The default concurrency settings have been set to minimise cost for asynchronous workloads. By
default, up to 80 tasks can run concurrently and these will all run in a single cloud run instance.
For workloads requiring a higher concurrency than this, the concurrency variable will need to be
modified. The exact optimal settings for a task will depend on the amount of processing resource
required by that task and the time it takes to execute a single task.
Dead letters¶
When a function fails to execute after being triggered it is important to retain the triggering message. To support this, the terraform module automatically configures a "dead letter" queue and default subscription. By default these messages are retained in the dead letter queue for 14 days.

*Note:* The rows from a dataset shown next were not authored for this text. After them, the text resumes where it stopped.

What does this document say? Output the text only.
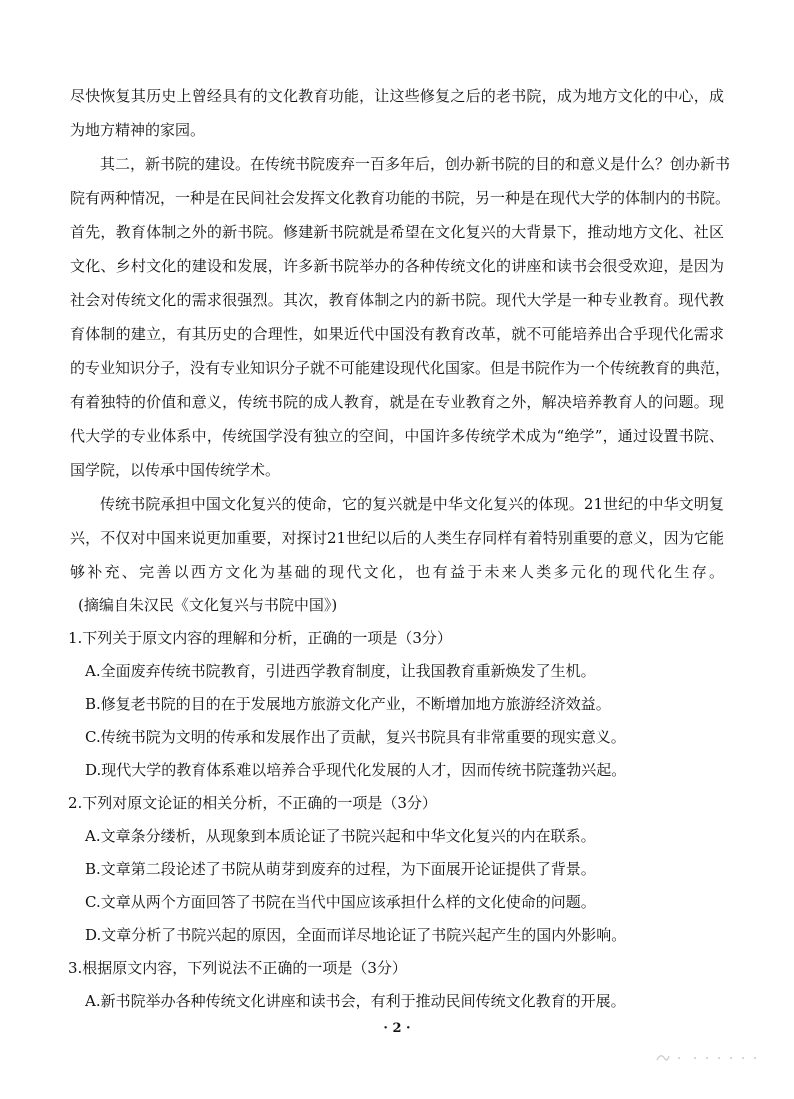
尽快恢复其历史上曾经具有的文化教育功能，让这些修复之后的老书院，成为地方文化的中心，成
为地方精神的家园。
其二，新书院的建设。在传统书院废弃一百多年后，创办新书院的目的和意义是什么？创办新书
院有两种情况，一种是在民间社会发挥文化教育功能的书院，另一种是在现代大学的体制内的书院。
首先，教育体制之外的新书院。修建新书院就是希望在文化复兴的大背景下，推动地方文化、社区
文化、乡村文化的建设和发展，许多新书院举办的各种传统文化的讲座和读书会很受欢迎，是因为
社会对传统文化的需求很强烈。其次，教育体制之内的新书院。现代大学是一种专业教育。现代教
育体制的建立，有其历史的合理性，如果近代中国没有教育改革，就不可能培养出合乎现代化需求
的专业知识分子，没有专业知识分子就不可能建设现代化国家。但是书院作为一个传统教育的典范，
有着独特的价值和意义，传统书院的成人教育，就是在专业教育之外，解决培养教育人的问题。现
代大学的专业体系中，传统国学没有独立的空间，中国许多传统学术成为“绝学”，通过设置书院、
国学院，以传承中国传统学术。
传统书院承担中国文化复兴的使命，它的复兴就是中华文化复兴的体现。21世纪的中华文明复
兴，不仅对中国来说更加重要，对探讨21世纪以后的人类生存同样有着特别重要的意义，因为它能
够补充、完善以西方文化为基础的现代文化，也有益于未来人类多元化的现代化生存。
(摘编自朱汉民《文化复兴与书院中国》)
1.下列关于原文内容的理解和分析，正确的一项是（3分）
A.全面废弃传统书院教育，引进西学教育制度，让我国教育重新焕发了生机。
B.修复老书院的目的在于发展地方旅游文化产业，不断增加地方旅游经济效益。
C.传统书院为文明的传承和发展作出了贡献，复兴书院具有非常重要的现实意义。
D.现代大学的教育体系难以培养合乎现代化发展的人才，因而传统书院蓬勃兴起。
2.下列对原文论证的相关分析，不正确的一项是（3分）
A.文章条分缕析，从现象到本质论证了书院兴起和中华文化复兴的内在联系。
B.文章第二段论述了书院从萌芽到废弃的过程，为下面展开论证提供了背景。
C.文章从两个方面回答了书院在当代中国应该承担什么样的文化使命的问题。
D.文章分析了书院兴起的原因，全面而详尽地论证了书院兴起产生的国内外影响。
3.根据原文内容，下列说法不正确的一项是（3分）
A.新书院举办各种传统文化讲座和读书会，有利于推动民间传统文化教育的开展。
· 2 ·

By default, alerting will be setup to notify the configured notification channels when a message enters the dead letter queue.
Long-running tasks¶
Task workloads that need to run for longer than 1 hour must run in a separate environment, as this is the maximum timeout for a Cloud Run request.
Warning
It is strongly recommended to avoid creating any task that runs for longer than an hour. In some cases it may be necessary, but typically requiring a task to run for longer than this is indicative of a design or architecture failure. This should be considered a "last resort" if system limitations require that a single task has to run for this long.
Long running tasks are deployed into a GCP Workflow environment. Long running tasks can be deployed using an equivalent dedicated terraform module.
Long running tasks can be configured in much the same way as normal tasks. Generally speaking, the long-running module attempts to acheive feature parity with the standard module.
Summary¶
In summary,
- Task containers run functions when triggered on a schedule or on messages published to a PubSub topic.
- Most workloads will deploy task containers into GCP Cloud Run using a dedicated terraform module.
- They can be configured with the triggering schedule or PubSub topic.
- Their function concurrency can be customised, but defaults to a cost-sensible configuration.
- Functions that need to run for longer than an hour should be avoided, but if necessary can be deployed into a GCP Workflow-based environment using a separate dedicated module.